Do a preventative nightly restart. I have a cron job that tells forever
to restart our app once a day in the middle of the night. That brings the CPU down from ~10% to 1%. This seems like black magic, but the fact that the CPU usage changes after a reset leads me to believe this is a good idea.
更新后的想法(1/13/14)
-
我们尽快迁移到 oplog拖尾可用(流星0.7),这有很大的不同.请注意,为了访问操作日志,您可能需要托管自己的数据库或在您选择的托管提供程序上运行专用实例.我还建议添加
Updated thoughts (1/13/14)
We migrated to oplog tailing as soon as it was available (meteor 0.7) and that made a big difference. Note that in order to get access to the oplog, you'll probably need to either host your own db or run a dedicated instance on the hosting provider of your choice. I'd also recommend adding the
facts
package to actually tell if its working.在
publish-with-relations
中发现了内存泄漏,并且在撰写本文时,大气层版本(v0.1.5)并未受到影响以反映这些更改.如果在生产中使用它,强烈建议您检出HEAD版本并在本地运行.There was a memory leak discovered in
publish-with-relations
, and as of this writing the atmosphere version (v0.1.5) hasn't been bumped to reflect these changes. If you are using it in production, I strongly recommend checking out the HEAD version and running it locally.几周前,我们停止了每晚重新启动.到目前为止,一切都很好(手指交叉).

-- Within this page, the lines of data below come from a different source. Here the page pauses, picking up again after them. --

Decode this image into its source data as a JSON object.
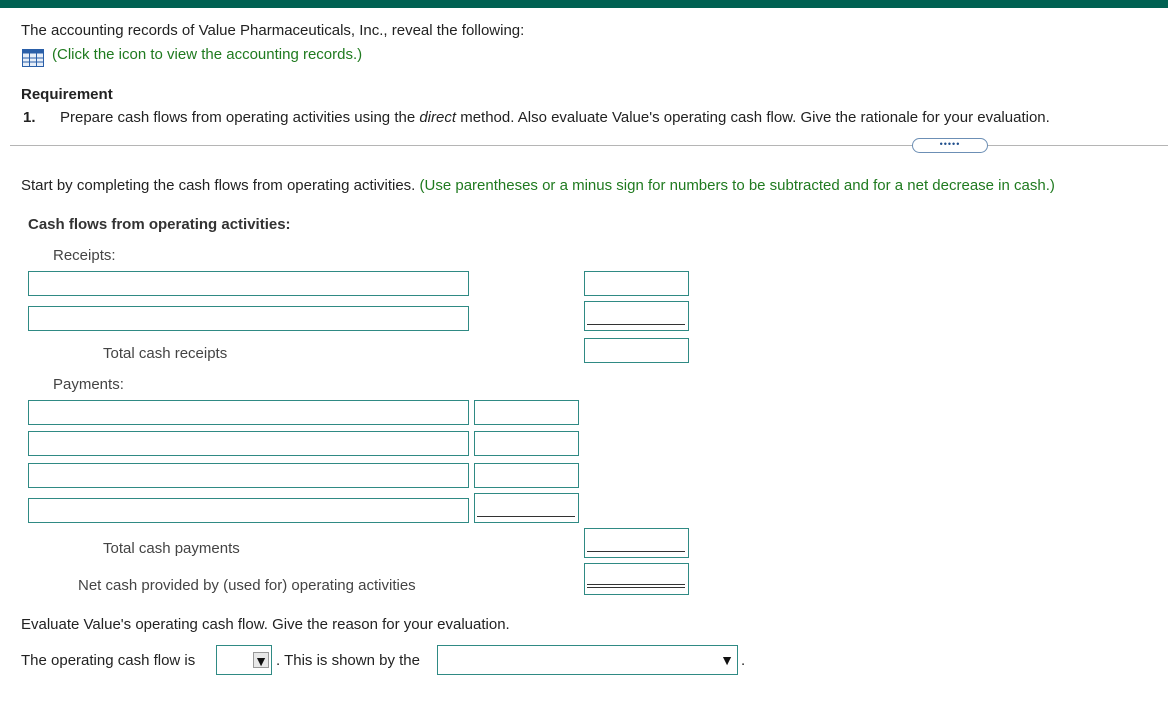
{
  "intro": {
    "text": "The accounting records of Value Pharmaceuticals, Inc., reveal the following:",
    "link_text": "(Click the icon to view the accounting records.)"
  },
  "requirement": {
    "heading": "Requirement",
    "number": "1.",
    "text_before": "Prepare cash flows from operating activities using the ",
    "text_italic": "direct",
    "text_after": " method. Also evaluate Value's operating cash flow. Give the rationale for your evaluation."
  },
  "expand_control": "•••••",
  "instructions": {
    "text": "Start by completing the cash flows from operating activities.",
    "hint": "(Use parentheses or a minus sign for numbers to be subtracted and for a net decrease in cash.)"
  },
  "statement": {
    "heading": "Cash flows from operating activities:",
    "receipts_label": "Receipts:",
    "total_receipts_label": "Total cash receipts",
    "payments_label": "Payments:",
    "total_payments_label": "Total cash payments",
    "net_label": "Net cash provided by (used for) operating activities"
  },
  "evaluation": {
    "question": "Evaluate Value's operating cash flow. Give the reason for your evaluation.",
    "sentence_start": "The operating cash flow is",
    "sentence_mid": ". This is shown by the",
    "sentence_end": ".",
    "dropdown1_value": "",
    "dropdown2_value": ""
  },
  "colors": {
    "top_bar": "#006152",
    "input_border": "#2f8a84",
    "hint_green": "#1f7a1f"
  },
  "icons": {
    "records": "grid-table-icon",
    "dropdown": "triangle-down-icon"
  }
}
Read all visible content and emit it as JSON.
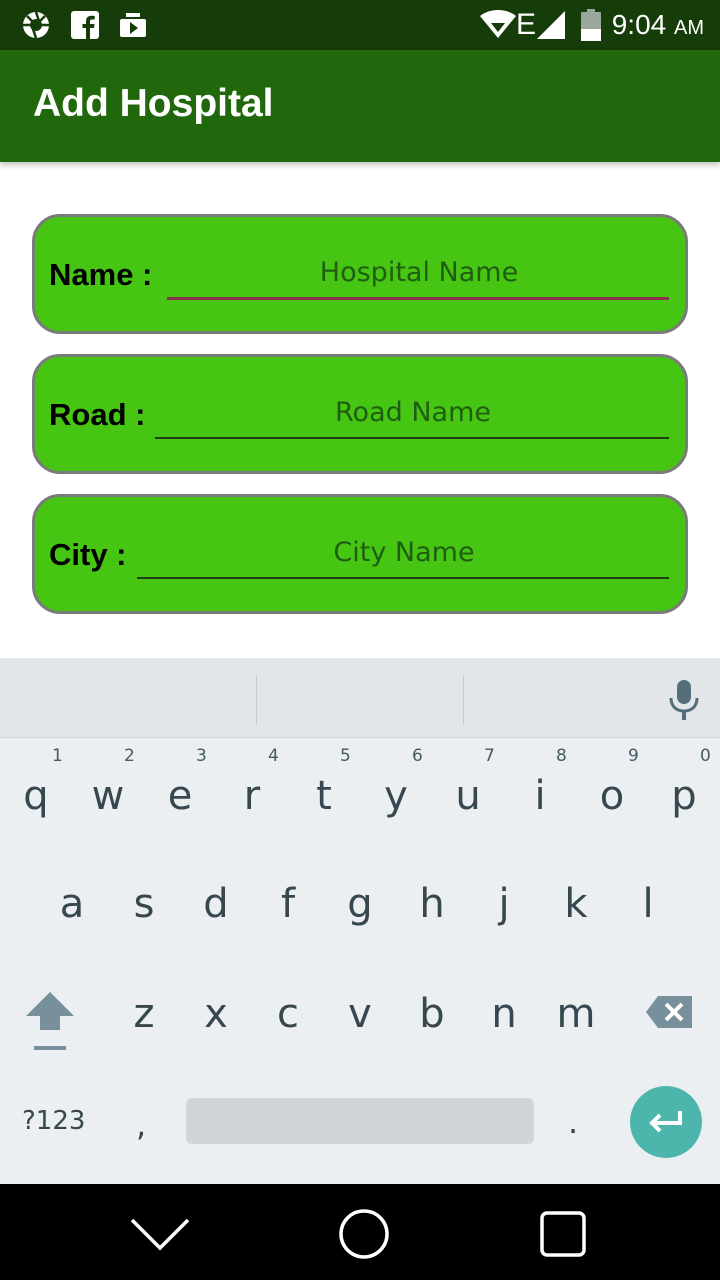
{
  "status_bar": {
    "time": "9:04",
    "ampm": "AM",
    "network_type": "E",
    "icons": [
      "aperture-icon",
      "facebook-icon",
      "media-icon",
      "wifi-icon",
      "signal-icon",
      "battery-icon"
    ]
  },
  "app_bar": {
    "title": "Add Hospital"
  },
  "form": {
    "name": {
      "label": "Name :",
      "placeholder": "Hospital Name"
    },
    "road": {
      "label": "Road :",
      "placeholder": "Road Name"
    },
    "city": {
      "label": "City :",
      "placeholder": "City Name"
    }
  },
  "keyboard": {
    "row1": [
      "q",
      "w",
      "e",
      "r",
      "t",
      "y",
      "u",
      "i",
      "o",
      "p"
    ],
    "row1_hints": [
      "1",
      "2",
      "3",
      "4",
      "5",
      "6",
      "7",
      "8",
      "9",
      "0"
    ],
    "row2": [
      "a",
      "s",
      "d",
      "f",
      "g",
      "h",
      "j",
      "k",
      "l"
    ],
    "row3": [
      "z",
      "x",
      "c",
      "v",
      "b",
      "n",
      "m"
    ],
    "symbols_label": "?123",
    "comma": ",",
    "period": "."
  },
  "colors": {
    "status_bar": "#163c0a",
    "app_bar": "#21670b",
    "card_fill": "#46c613",
    "card_border": "#7b7b7b",
    "focused_underline": "#8c2f4a",
    "enter_key": "#4db6ac"
  }
}
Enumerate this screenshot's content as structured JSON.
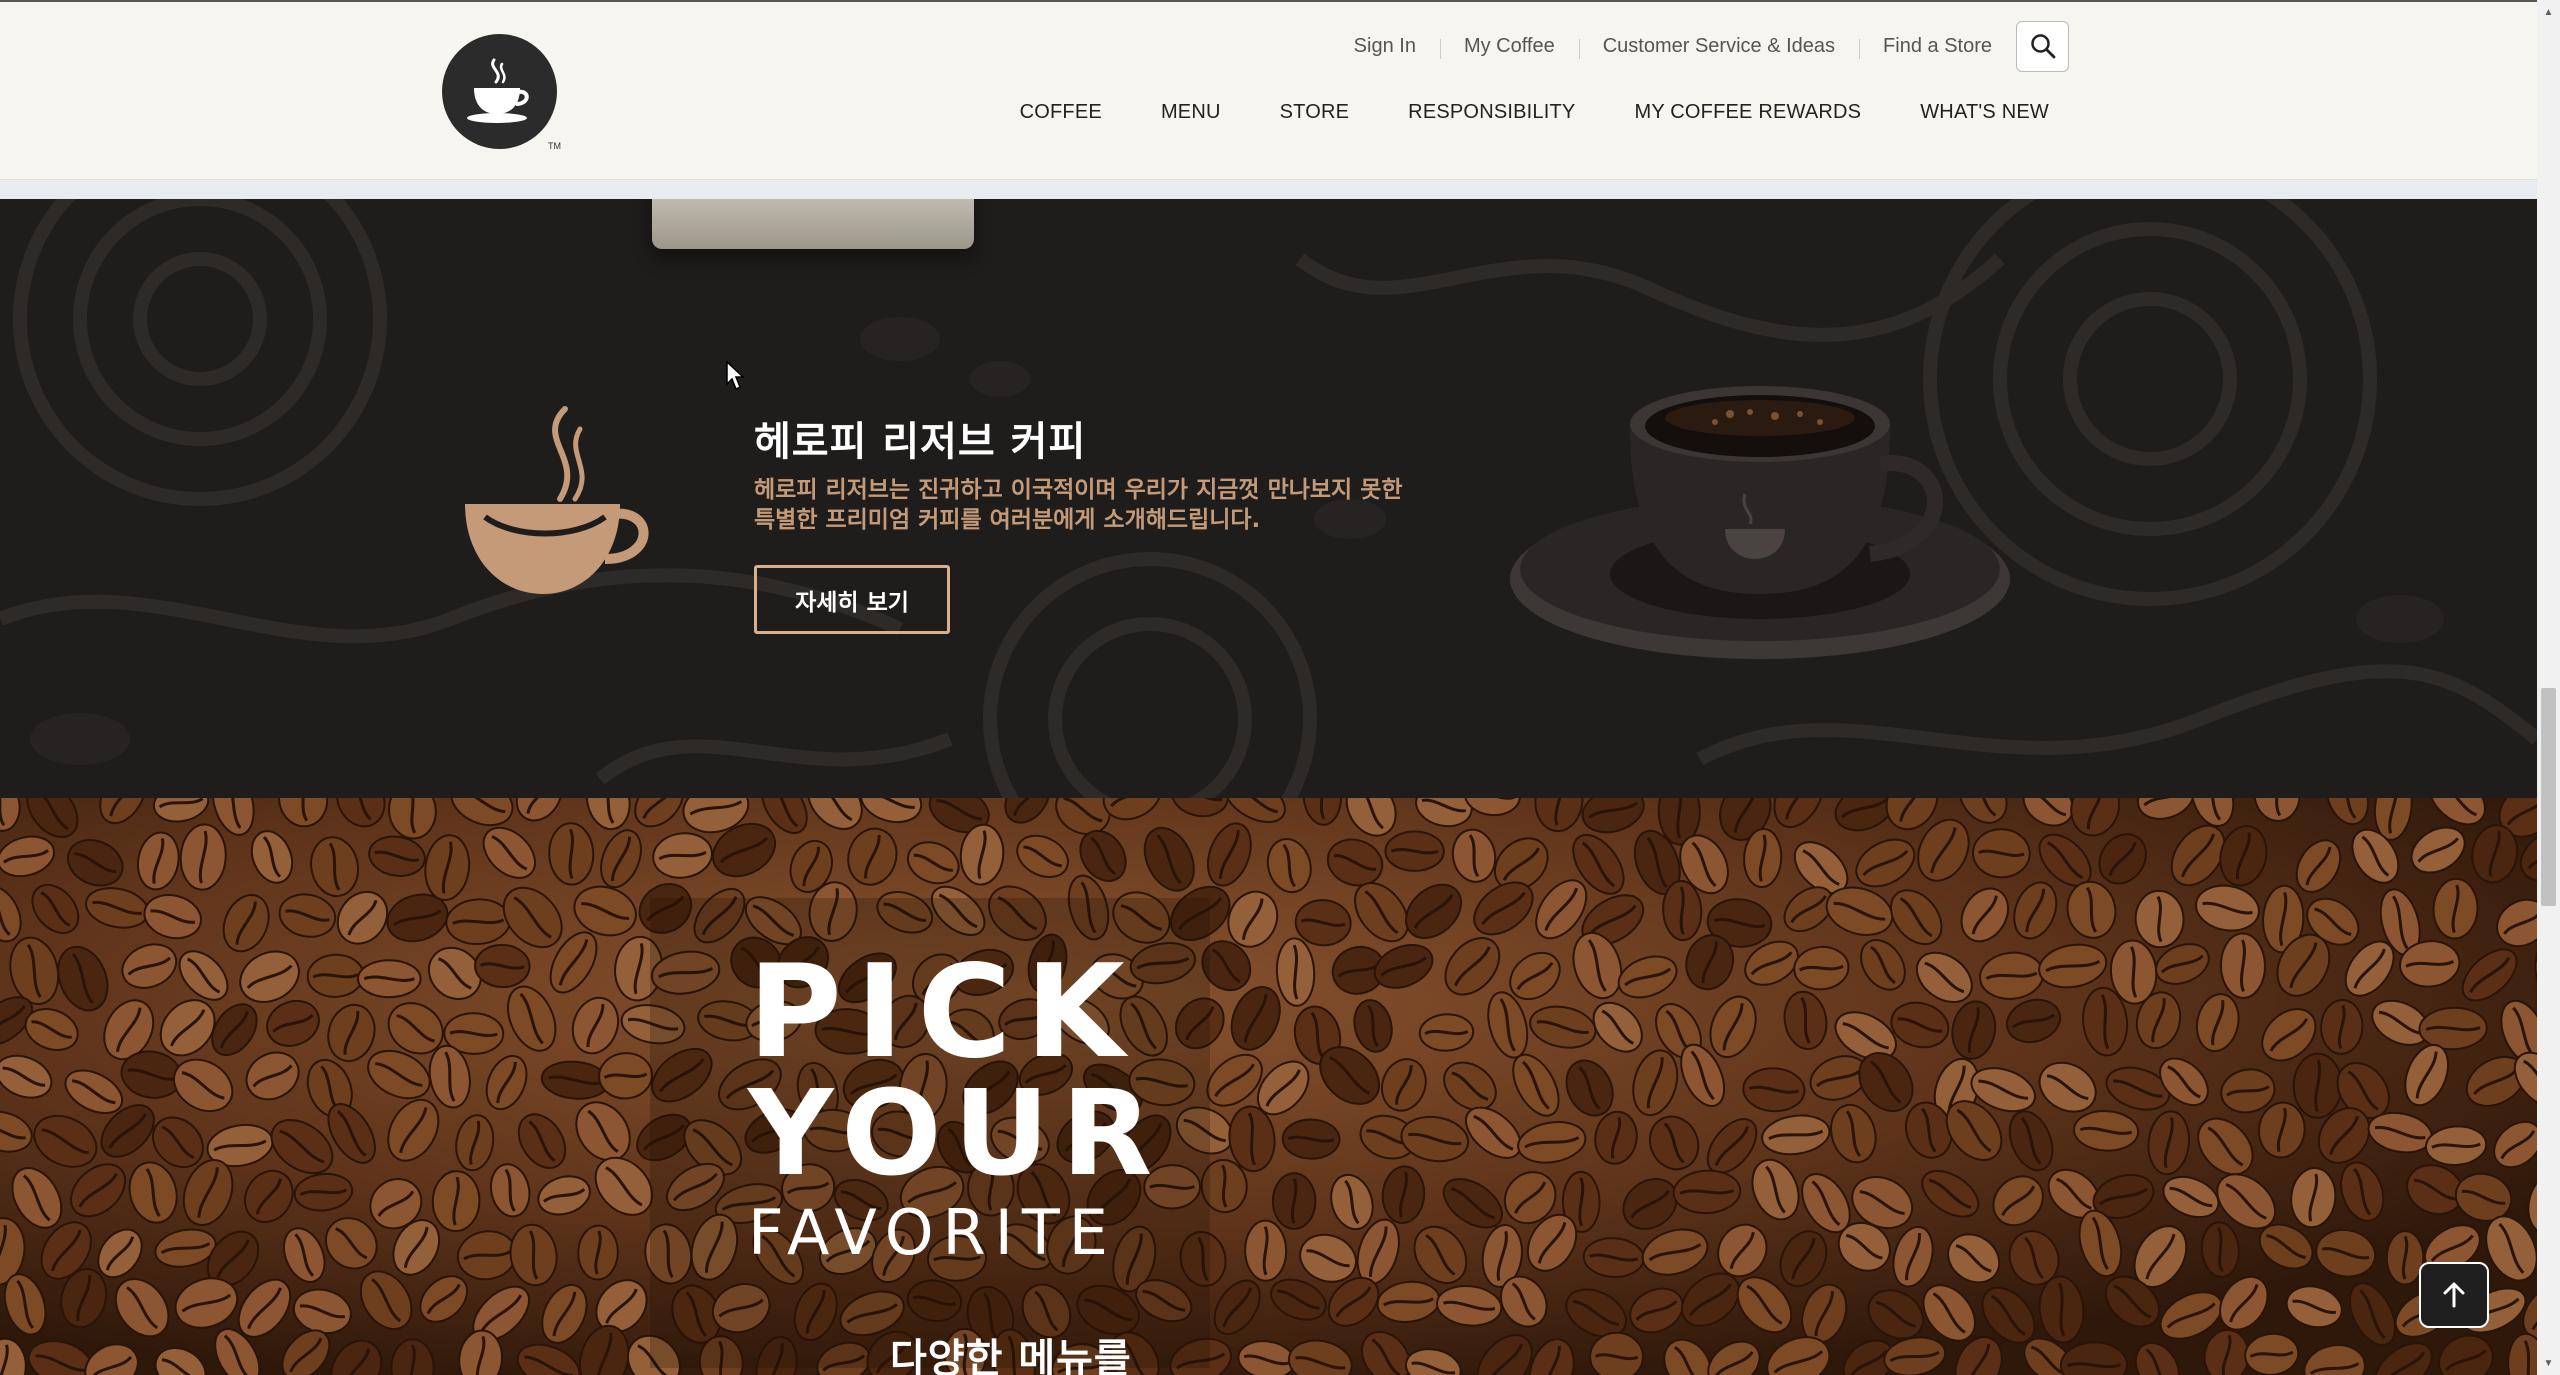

We stopped doing nightly restarts a couple of weeks ago. So far everything has been fine (fingers crossed).
A few months ago we switched over to using an Elastic Deployment on mongohq. It's affordable, the performance has been great, and they even have a blog post which tells you how to enable oplog tailing.
我强烈建议您检出 kadira ,以帮助诊断应用程序中的性能问题.另外,请查看学院文章,其中有很多不错的技巧.
I'd strongly recommend checking out kadira to help diagnose performance issues in your app. Also check out the academy articles which have a number of good tips in them.
这篇关于流星节点进程CPU使用率接近100%的文章就介绍到这了,希望我们推荐的答案对大家有所帮助,也希望大家多多支持IT屋!